I am writing a rudimentary shell program in C which uses a parent process to handle shell events and fork() to create child processes that call execv on another executable (also C).
I am trying to keep a process counter on the parent process. And as such I thought of the possibility of creating a pointer to a variable that keeps track of how many processes are running.
However, that seems to be impossible since the arguments execv (and the program executed by it) takes are of type char * const argv[]
.
I have tried to keep track of the amount of processes using mmap for shared memory between processes, but couldn't get that to work since after the execv call the process simply dies and doesn't let me update the process counter.
In summary, my question is: Is there a way for me to pass a pointer to an integer on an execv call to another program?
Thank you in advance.
You cannot meaningfully pass a pointer from one process to another because the pointer is meaningless in the other process.

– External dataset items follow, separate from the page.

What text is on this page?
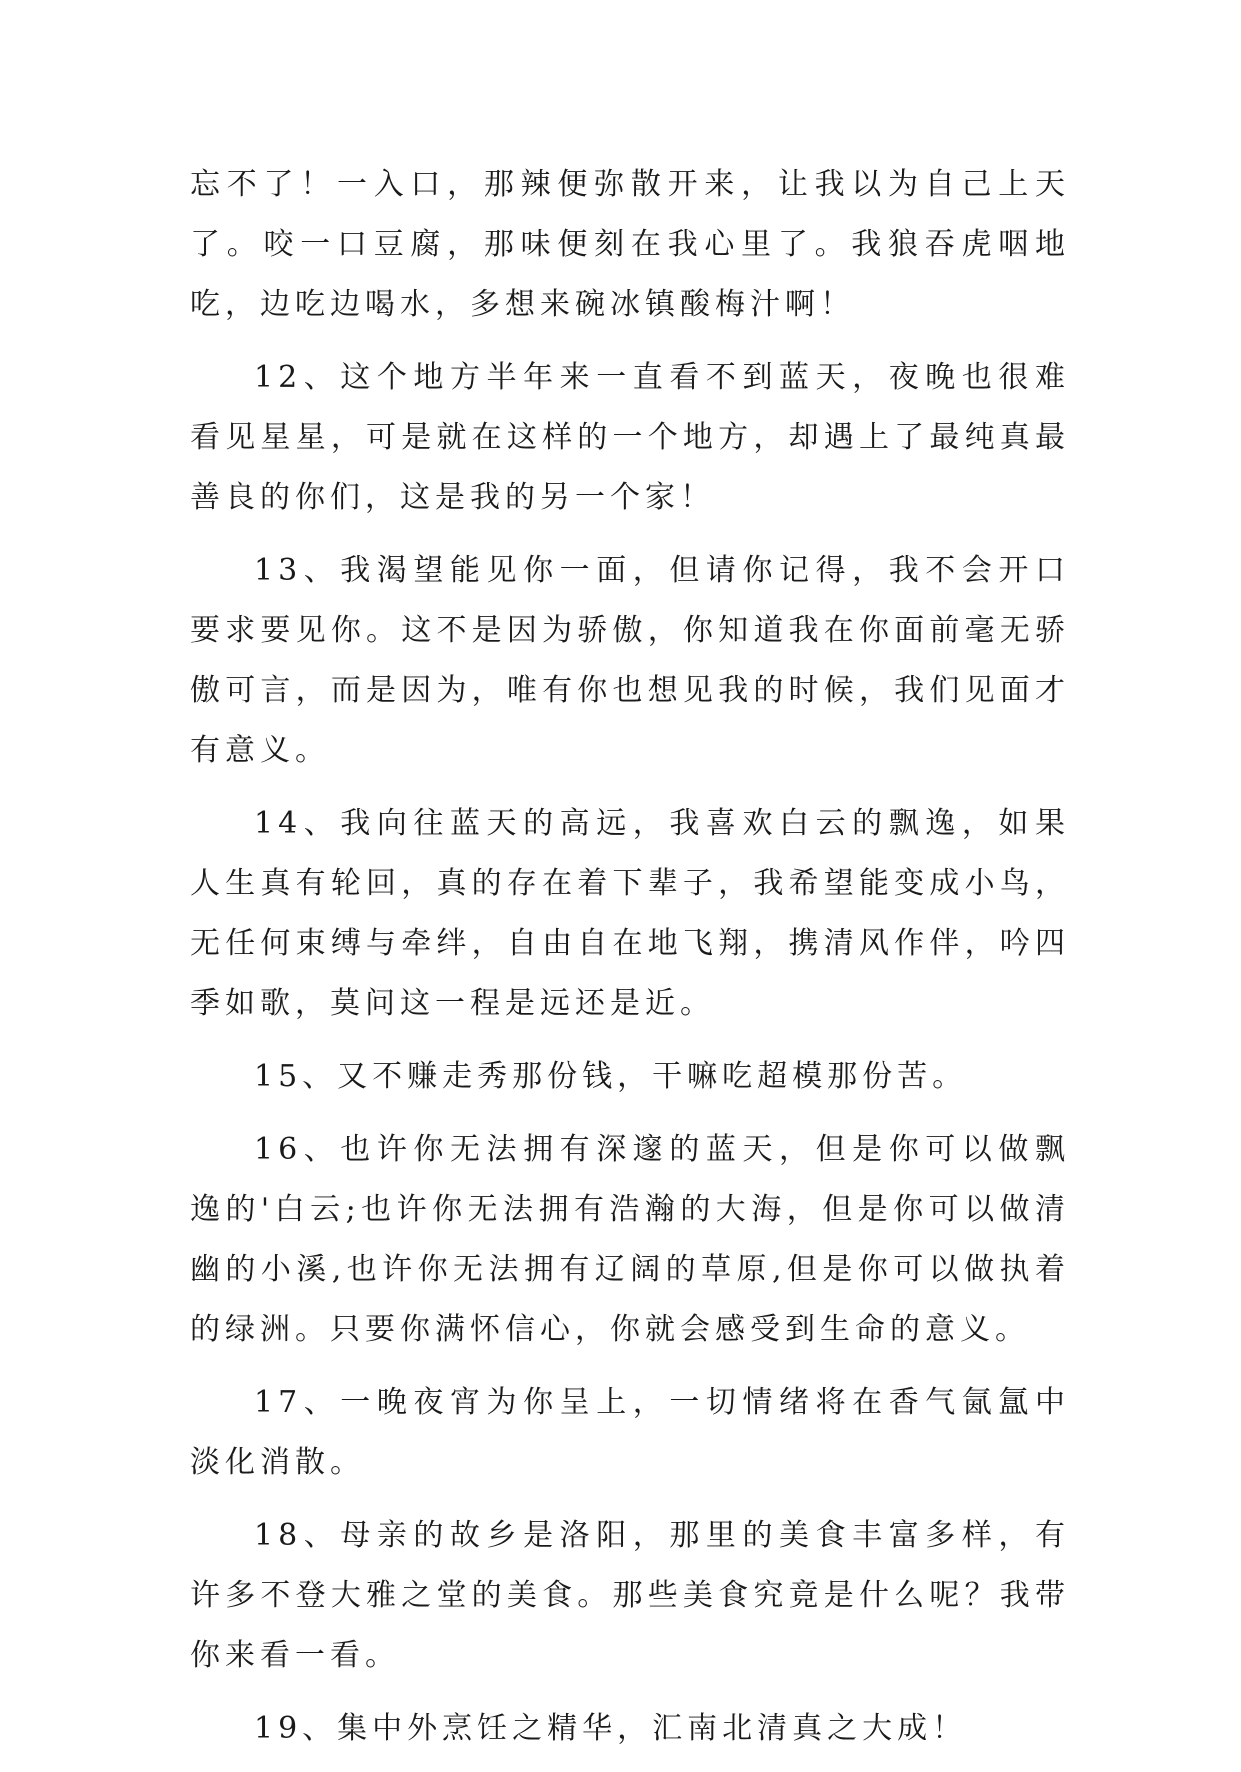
忘不了！一入口，那辣便弥散开来，让我以为自己上天了。咬一口豆腐，那味便刻在我心里了。我狼吞虎咽地吃，边吃边喝水，多想来碗冰镇酸梅汁啊！

12、这个地方半年来一直看不到蓝天，夜晚也很难看见星星，可是就在这样的一个地方，却遇上了最纯真最善良的你们，这是我的另一个家！

13、我渴望能见你一面，但请你记得，我不会开口要求要见你。这不是因为骄傲，你知道我在你面前毫无骄傲可言，而是因为，唯有你也想见我的时候，我们见面才有意义。

14、我向往蓝天的高远，我喜欢白云的飘逸，如果人生真有轮回，真的存在着下辈子，我希望能变成小鸟，无任何束缚与牵绊，自由自在地飞翔，携清风作伴，吟四季如歌，莫问这一程是远还是近。

15、又不赚走秀那份钱，干嘛吃超模那份苦。

16、也许你无法拥有深邃的蓝天，但是你可以做飘逸的'白云;也许你无法拥有浩瀚的大海，但是你可以做清幽的小溪,也许你无法拥有辽阔的草原,但是你可以做执着的绿洲。只要你满怀信心，你就会感受到生命的意义。

17、一晚夜宵为你呈上，一切情绪将在香气氤氲中淡化消散。

18、母亲的故乡是洛阳，那里的美食丰富多样，有许多不登大雅之堂的美食。那些美食究竟是什么呢？我带你来看一看。

19、集中外烹饪之精华，汇南北清真之大成！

Each process has its own memory, and the address is relative to that memory space. In other words, the virtual memory manager lets every process pretend it has the entire machine's memory; other processes are simply invisible.

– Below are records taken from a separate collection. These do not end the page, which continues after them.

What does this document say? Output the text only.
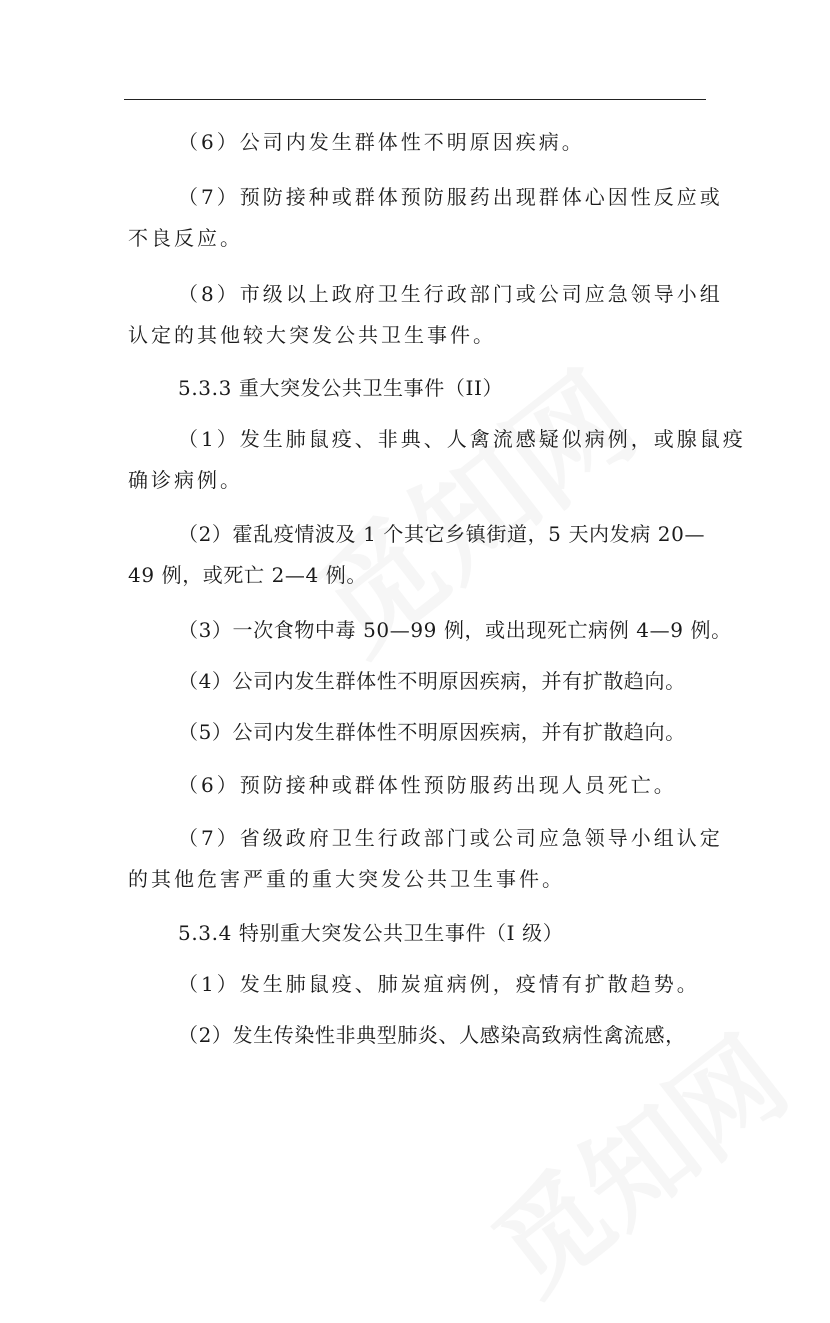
（6）公司内发生群体性不明原因疾病。
（7）预防接种或群体预防服药出现群体心因性反应或
不良反应。
（8）市级以上政府卫生行政部门或公司应急领导小组
认定的其他较大突发公共卫生事件。
5.3.3 重大突发公共卫生事件（II）
（1）发生肺鼠疫、非典、人禽流感疑似病例，或腺鼠疫
确诊病例。
（2）霍乱疫情波及 1 个其它乡镇街道，5 天内发病 20—
49 例，或死亡 2—4 例。
（3）一次食物中毒 50—99 例，或出现死亡病例 4—9 例。
（4）公司内发生群体性不明原因疾病，并有扩散趋向。
（5）公司内发生群体性不明原因疾病，并有扩散趋向。
（6）预防接种或群体性预防服药出现人员死亡。
（7）省级政府卫生行政部门或公司应急领导小组认定
的其他危害严重的重大突发公共卫生事件。
5.3.4 特别重大突发公共卫生事件（I 级）
（1）发生肺鼠疫、肺炭疽病例，疫情有扩散趋势。
（2）发生传染性非典型肺炎、人感染高致病性禽流感，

However, you do have a few options for setting up communications between related processes. The most obvious one is a pipe, which you've presumably already encountered. That's more work, though, because you need to make sure that some process is always listening for pipe communications.

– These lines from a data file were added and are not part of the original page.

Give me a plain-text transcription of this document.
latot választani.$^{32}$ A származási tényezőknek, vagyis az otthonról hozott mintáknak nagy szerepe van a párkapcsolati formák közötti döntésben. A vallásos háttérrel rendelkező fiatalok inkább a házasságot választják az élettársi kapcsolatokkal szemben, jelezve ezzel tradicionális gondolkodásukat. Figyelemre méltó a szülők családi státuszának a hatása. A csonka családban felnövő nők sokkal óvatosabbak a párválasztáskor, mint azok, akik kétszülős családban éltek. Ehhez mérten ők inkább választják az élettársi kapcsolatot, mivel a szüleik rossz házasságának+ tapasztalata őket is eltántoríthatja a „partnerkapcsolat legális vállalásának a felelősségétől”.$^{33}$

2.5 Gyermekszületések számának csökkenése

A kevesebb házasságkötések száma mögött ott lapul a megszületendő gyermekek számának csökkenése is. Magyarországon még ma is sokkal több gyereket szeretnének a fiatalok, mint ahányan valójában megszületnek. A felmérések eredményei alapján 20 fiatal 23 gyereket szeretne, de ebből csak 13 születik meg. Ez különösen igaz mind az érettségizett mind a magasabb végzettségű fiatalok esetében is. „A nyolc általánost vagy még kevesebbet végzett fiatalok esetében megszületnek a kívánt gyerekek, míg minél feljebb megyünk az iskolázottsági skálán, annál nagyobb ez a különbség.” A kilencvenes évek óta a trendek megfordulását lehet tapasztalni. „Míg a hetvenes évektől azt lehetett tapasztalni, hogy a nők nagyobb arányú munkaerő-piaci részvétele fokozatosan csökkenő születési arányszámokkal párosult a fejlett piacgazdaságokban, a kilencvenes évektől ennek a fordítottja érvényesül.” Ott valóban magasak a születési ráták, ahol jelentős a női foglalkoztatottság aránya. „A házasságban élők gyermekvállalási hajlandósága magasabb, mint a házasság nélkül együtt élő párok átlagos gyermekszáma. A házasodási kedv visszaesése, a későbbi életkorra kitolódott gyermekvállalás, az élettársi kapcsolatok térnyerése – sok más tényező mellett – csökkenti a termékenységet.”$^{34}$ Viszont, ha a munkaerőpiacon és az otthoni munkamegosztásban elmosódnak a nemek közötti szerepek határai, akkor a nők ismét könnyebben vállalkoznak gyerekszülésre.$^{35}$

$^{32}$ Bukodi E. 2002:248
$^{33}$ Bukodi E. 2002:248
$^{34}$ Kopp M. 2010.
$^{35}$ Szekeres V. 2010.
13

Another simple possibility is to just leave a file descriptor open when you fork and exec (see the close-on-exec flag to see how to accomplish the latter); although mmap
is not preserved by exec
, you can remap the memory to the open fd in the child process. If you don't want to pass the fd, you can mmap the memory to a temporary file, and use an environment variable to record the name of the temporary file.
Another possibility is Posix shared memory. Again, you might want to communicate the shm name through an environment variable, rather than hard-coding it in to the application.
Note that neither shared mmaps nor shared memory are atomic. If you're incrementing a counter, you'll need to use some locking mechanism to avoid race conditions.
For possibly a lot more information than you really wanted, you can read ESR's overview of interprocess communication techniques in Chapter 7 of The Art of Unix Programming.